An increasingly common viewpoint is that protein dynamics data sets reside in a non-linear subspace of low conformational energy. Ideal data analysis tools for such data sets should therefore account for such non-linear geometry. The Riemannian geometry setting can be suitable for a variety of reasons. First, it comes with a rich structure to account for a wide range of geometries that can be modelled after an energy landscape. Second, many standard data analysis tools initially developed for data in Euclidean space can also be generalised to data on a Riemannian manifold. In the context of protein dynamics, a conceptual challenge comes from the lack of a suitable smooth manifold and the lack of guidelines for constructing a smooth Riemannian structure based on an energy landscape. In addition, computational feasibility in computing geodesics and related mappings poses a major challenge. This work considers these challenges. The first part of the paper develops a novel local approximation technique for computing geodesics and related mappings on Riemannian manifolds in a computationally feasible manner. The second part constructs a smooth manifold of point clouds modulo rigid body group actions and a Riemannian structure that is based on an energy landscape for protein conformations. The resulting Riemannian geometry is tested on several data analysis tasks relevant for protein dynamics data. It performs exceptionally well on coarse-grained molecular dynamics simulated data. In particular, the geodesics with given start- and end-points approximately recover corresponding molecular dynamics trajectories for proteins that undergo relatively ordered transitions with medium sized deformations. The Riemannian protein geometry also gives physically realistic summary statistics and retrieves the underlying dimension even for large-sized deformations within seconds on a laptop.

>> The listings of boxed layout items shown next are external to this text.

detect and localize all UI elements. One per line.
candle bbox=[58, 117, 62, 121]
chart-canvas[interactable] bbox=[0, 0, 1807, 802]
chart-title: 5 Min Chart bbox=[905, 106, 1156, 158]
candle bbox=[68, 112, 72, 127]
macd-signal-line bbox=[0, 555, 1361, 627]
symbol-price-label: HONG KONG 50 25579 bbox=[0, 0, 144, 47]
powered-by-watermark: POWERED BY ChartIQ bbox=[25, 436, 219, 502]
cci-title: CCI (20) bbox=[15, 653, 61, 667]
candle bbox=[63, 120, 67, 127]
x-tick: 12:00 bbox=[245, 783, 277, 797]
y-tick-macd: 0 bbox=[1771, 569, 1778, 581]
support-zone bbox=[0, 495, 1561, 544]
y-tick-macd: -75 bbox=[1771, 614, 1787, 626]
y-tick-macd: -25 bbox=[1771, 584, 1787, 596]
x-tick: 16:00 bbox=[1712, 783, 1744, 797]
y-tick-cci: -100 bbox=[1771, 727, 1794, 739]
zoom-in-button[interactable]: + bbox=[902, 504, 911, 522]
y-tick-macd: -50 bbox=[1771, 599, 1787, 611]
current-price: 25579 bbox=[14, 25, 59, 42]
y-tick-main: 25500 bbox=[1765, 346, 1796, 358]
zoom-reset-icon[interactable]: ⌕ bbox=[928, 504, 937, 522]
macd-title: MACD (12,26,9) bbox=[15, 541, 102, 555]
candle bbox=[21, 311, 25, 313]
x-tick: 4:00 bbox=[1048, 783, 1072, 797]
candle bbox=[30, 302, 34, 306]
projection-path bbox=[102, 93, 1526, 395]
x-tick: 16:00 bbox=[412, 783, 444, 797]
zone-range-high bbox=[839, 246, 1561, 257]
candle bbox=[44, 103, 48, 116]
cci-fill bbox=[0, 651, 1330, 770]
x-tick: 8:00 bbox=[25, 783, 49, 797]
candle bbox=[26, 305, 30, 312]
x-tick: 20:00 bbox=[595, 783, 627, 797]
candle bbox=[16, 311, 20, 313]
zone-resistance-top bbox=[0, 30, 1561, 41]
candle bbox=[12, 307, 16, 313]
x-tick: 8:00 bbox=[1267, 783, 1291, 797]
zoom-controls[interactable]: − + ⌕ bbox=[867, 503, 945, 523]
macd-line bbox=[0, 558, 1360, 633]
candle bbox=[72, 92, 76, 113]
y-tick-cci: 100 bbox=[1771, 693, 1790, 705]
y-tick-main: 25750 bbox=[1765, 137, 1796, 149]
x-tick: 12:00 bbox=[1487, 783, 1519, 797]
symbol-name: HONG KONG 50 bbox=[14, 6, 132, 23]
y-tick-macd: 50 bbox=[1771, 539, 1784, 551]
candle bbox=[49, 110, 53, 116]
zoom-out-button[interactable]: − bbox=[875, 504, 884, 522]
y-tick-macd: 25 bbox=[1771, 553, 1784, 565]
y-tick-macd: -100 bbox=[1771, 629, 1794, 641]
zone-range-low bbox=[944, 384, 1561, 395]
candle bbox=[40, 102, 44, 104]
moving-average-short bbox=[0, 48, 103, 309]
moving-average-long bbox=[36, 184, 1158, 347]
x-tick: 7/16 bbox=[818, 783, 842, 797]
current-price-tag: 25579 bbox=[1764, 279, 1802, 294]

翻译：日益普遍的观点认为，蛋白质动力学数据集位于低构象能非线性子空间中。此类数据集的理想分析工具需考虑此类非线性几何特征。黎曼几何设定因多种原因具有适用性：首先，其丰富结构可模拟能量景观对应的多种几何形态；其次，许多最初为欧氏空间数据开发的标准分析工具也可推广至黎曼流形数据。在蛋白质动力学领域，概念性挑战源于缺乏合适的平滑流形，以及缺乏基于能量景观构建平滑黎曼结构的指导原则。此外，测地线及相关映射的计算可行性构成重大难题。本文针对这些挑战展开研究：第一部分提出新颖的局部近似技术，以计算可行的方式实现黎曼流形上测地线及相关映射的求解；第二部分构建点云（模去刚体群作用）的平滑流形，并建立基于蛋白质构象能量景观的黎曼结构。该黎曼几何在蛋白质动力学数据的多项分析任务中接受测试，在粗粒化分子动力学模拟数据上表现优异。具体而言，对于经历中等形变且具有相对有序转变的蛋白质，给定起止点的测地线可近似重建对应分子动力学轨迹。该黎曼蛋白质几何还能生成物理合理的汇总统计量，并在笔记本电脑上数秒内完成大形变构象的潜在维度计算。